In the 1990s, L.A. became a poster child for racial segregation when riots following the acquittal of Rodney King’s killers brought attention to the city’s black-white divide. But since then, L.A. has come a long way, according to a new geographical analysis published in the journal Annals of the Association of American Geographers.

The study confirms what Census-block analyses have found: in the 2000s, the share of L.A.’s total population living in super-segregated neighborhoods (defined here as those made up predominantly of one racial group) decreased from 40 percent down to a third. In a blog post for the London School of Economics and Political Science, the researchers write that L.A. neighborhoods exhibit a lack of “demographic stability,” which has helped increase the overall diversity in the city:

Almost every other inhabitant lives in a neighborhood that has experienced significant shifts in the ethno-racial composition of its population during the last decade and a half.

For their analysis, the researchers used a highly precise geo-computational software that examines the racial make-up of residents around a certain location. The tool then identified 20 neighborhood categories in L.A., ranging from “strongly homogenous” (those made up predominantly of black, white, Asian, or Hispanic residents) to “highly diverse” (which contained almost equal shares of all racial groups).

The researchers believe their analysis measures segregation more accurately than previous ones measuring segregation at Census-tract levels; via LSE:

This allows a more exact measurement of each individual’s geographical context, and it also allows a classification of neighborhoods that is based on not a single geographical scale but sensitive to shifts in the population composition of both an individual’s immediate neighbors as well as the ethno-racial mix of distant neighbors.

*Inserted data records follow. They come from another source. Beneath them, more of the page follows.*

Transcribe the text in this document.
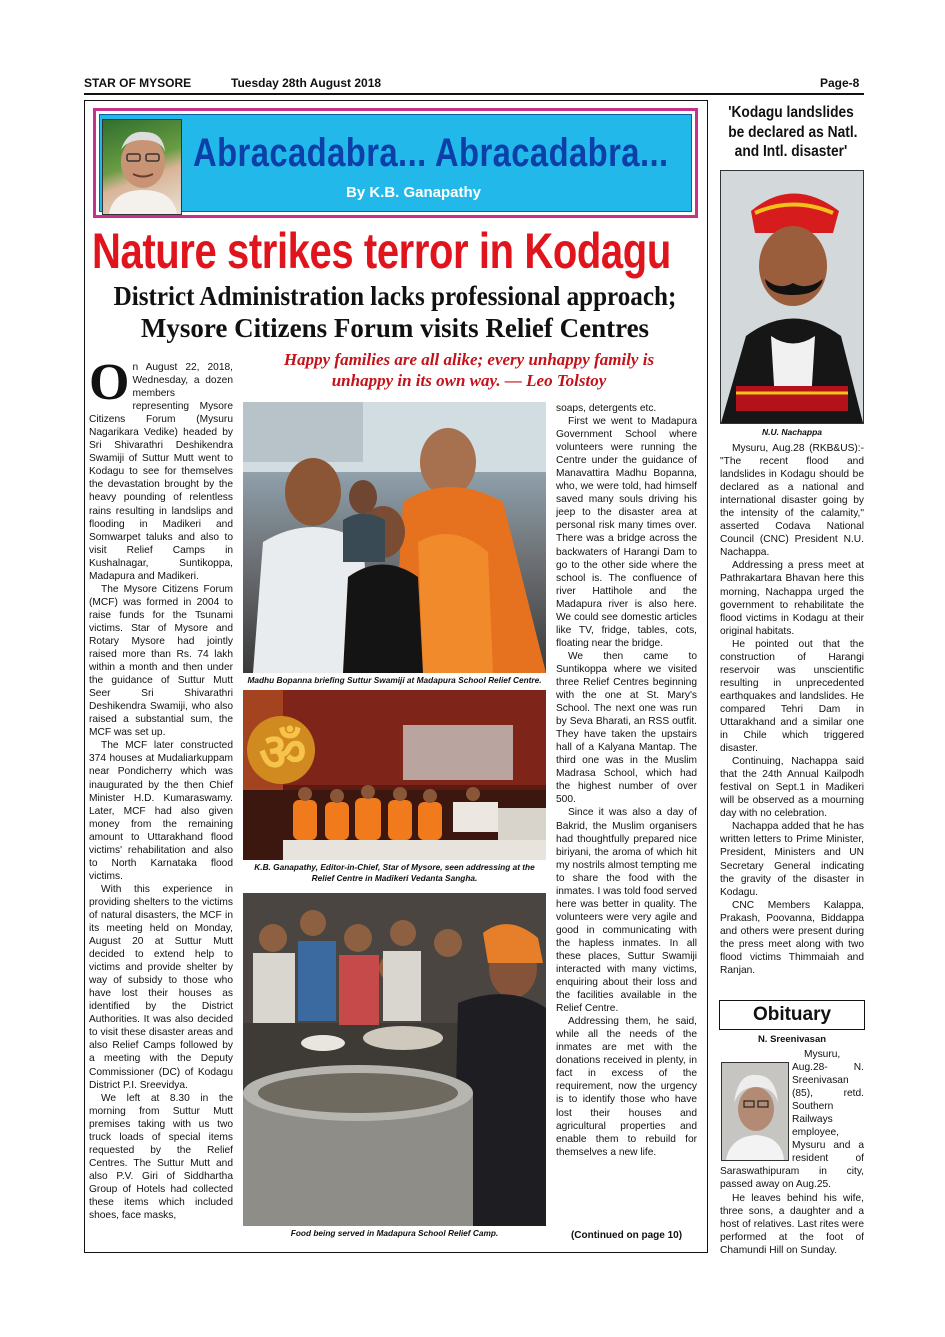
STAR OF MYSORE	Tuesday 28th August 2018	Page-8
Abracadabra... Abracadabra...
By K.B. Ganapathy
Nature strikes terror in Kodagu
District Administration lacks professional approach;
Mysore Citizens Forum visits Relief Centres
Happy families are all alike; every unhappy family is
unhappy in its own way. — Leo Tolstoy
O n August 22, 2018, Wednesday, a dozen members representing Mysore Citizens Forum (Mysuru Nagarikara Vedike) headed by Sri Shivarathri Deshikendra Swamiji of Suttur Mutt went to Kodagu to see for themselves the devastation brought by the heavy pounding of relentless rains resulting in landslips and flooding in Madikeri and Somwarpet taluks and also to visit Relief Camps in Kushalnagar, Suntikoppa, Madapura and Madikeri.

The Mysore Citizens Forum (MCF) was formed in 2004 to raise funds for the Tsunami victims. Star of Mysore and Rotary Mysore had jointly raised more than Rs. 74 lakh within a month and then under the guidance of Suttur Mutt Seer Sri Shivarathri Deshikendra Swamiji, who also raised a substantial sum, the MCF was set up.

The MCF later constructed 374 houses at Mudaliarkuppam near Pondicherry which was inaugurated by the then Chief Minister H.D. Kumaraswamy. Later, MCF had also given money from the remaining amount to Uttarakhand flood victims' rehabilitation and also to North Karnataka flood victims.

With this experience in providing shelters to the victims of natural disasters, the MCF in its meeting held on Monday, August 20 at Suttur Mutt decided to extend help to victims and provide shelter by way of subsidy to those who have lost their houses as identified by the District Authorities. It was also decided to visit these disaster areas and also Relief Camps followed by a meeting with the Deputy Commissioner (DC) of Kodagu District P.I. Sreevidya.

We left at 8.30 in the morning from Suttur Mutt premises taking with us two truck loads of special items requested by the Relief Centres. The Suttur Mutt and also P.V. Giri of Siddhartha Group of Hotels had collected these items which included shoes, face masks,

Madhu Bopanna briefing Suttur Swamiji at Madapura School Relief Centre.
ॐ
K.B. Ganapathy, Editor-in-Chief, Star of Mysore, seen addressing at the
Relief Centre in Madikeri Vedanta Sangha.
Food being served in Madapura School Relief Camp.

soaps, detergents etc.

First we went to Madapura Government School where volunteers were running the Centre under the guidance of Manavattira Madhu Bopanna, who, we were told, had himself saved many souls driving his jeep to the disaster area at personal risk many times over. There was a bridge across the backwaters of Harangi Dam to go to the other side where the school is. The confluence of river Hattihole and the Madapura river is also here. We could see domestic articles like TV, fridge, tables, cots, floating near the bridge.

We then came to Suntikoppa where we visited three Relief Centres beginning with the one at St. Mary's School. The next one was run by Seva Bharati, an RSS outfit. They have taken the upstairs hall of a Kalyana Mantap. The third one was in the Muslim Madrasa School, which had the highest number of over 500.

Since it was also a day of Bakrid, the Muslim organisers had thoughtfully prepared nice biriyani, the aroma of which hit my nostrils almost tempting me to share the food with the inmates. I was told food served here was better in quality. The volunteers were very agile and good in communicating with the hapless inmates. In all these places, Suttur Swamiji interacted with many victims, enquiring about their loss and the facilities available in the Relief Centre.

Addressing them, he said, while all the needs of the inmates are met with the donations received in plenty, in fact in excess of the requirement, now the urgency is to identify those who have lost their houses and agricultural properties and enable them to rebuild for themselves a new life.

(Continued on page 10)
'Kodagu landslides
be declared as Natl.
and Intl. disaster'
N.U. Nachappa

Mysuru, Aug.28 (RKB&US):- "The recent flood and landslides in Kodagu should be declared as a national and international disaster going by the intensity of the calamity," asserted Codava National Council (CNC) President N.U. Nachappa.

Addressing a press meet at Pathrakartara Bhavan here this morning, Nachappa urged the government to rehabilitate the flood victims in Kodagu at their original habitats.

He pointed out that the construction of Harangi reservoir was unscientific resulting in unprecedented earthquakes and landslides. He compared Tehri Dam in Uttarakhand and a similar one in Chile which triggered disaster.

Continuing, Nachappa said that the 24th Annual Kailpodh festival on Sept.1 in Madikeri will be observed as a mourning day with no celebration.

Nachappa added that he has written letters to Prime Minister, President, Ministers and UN Secretary General indicating the gravity of the disaster in Kodagu.

CNC Members Kalappa, Prakash, Poovanna, Biddappa and others were present during the press meet along with two flood victims Thimmaiah and Ranjan.

Obituary
N. Sreenivasan

Mysuru, Aug.28- N. Sreenivasan (85), retd. Southern Railways employee, Mysuru and a resident of Saraswathipuram in city, passed away on Aug.25.

He leaves behind his wife, three sons, a daughter and a host of relatives. Last rites were performed at the foot of Chamundi Hill on Sunday.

Here’s the resulting map of L.A. neighborhoods and surrounding areas in 2010, as per the categories determined by the study:

The number of all-white and all-black neighborhoods have decreased in the decade analyzed, the researchers say. Back in 2000, 31 percent of the L.A.’s white residents lived in homogenous white neighborhoods, but by 2010 only 21 percent did. The share of L.A.’s black population living in all black neighborhoods has also declined from 15 percent in 2000 to 11 percent in 2010.

In this period, more and more Hispanic and Asian residents moved into neighborhoods that were previously all-black, mixed, and even predominantly white. As a result, some previously homogenous neighborhoods have become less segregated, while others have now become predominantly Hispanic or predominantly Asian.

Here’s how the report puts it:

Both Asian and Hispanic populations are growing and the strong preference to select neighborhoods that have similar populations is creating expanding homogeneous areas at the margin of concentrations of these groups.

Still, more neighborhoods are headed towards heterogeneity overall, which suggests that the metro area is getting increasingly diverse, the study says. In the LSE blog post, the researchers conclude:

There are decreasing areas of homogeneous populations and a rapid increase in areas which are a mixture of all the racial and ethnic groups. Diversity and heterogeneity is the new structure of urban society.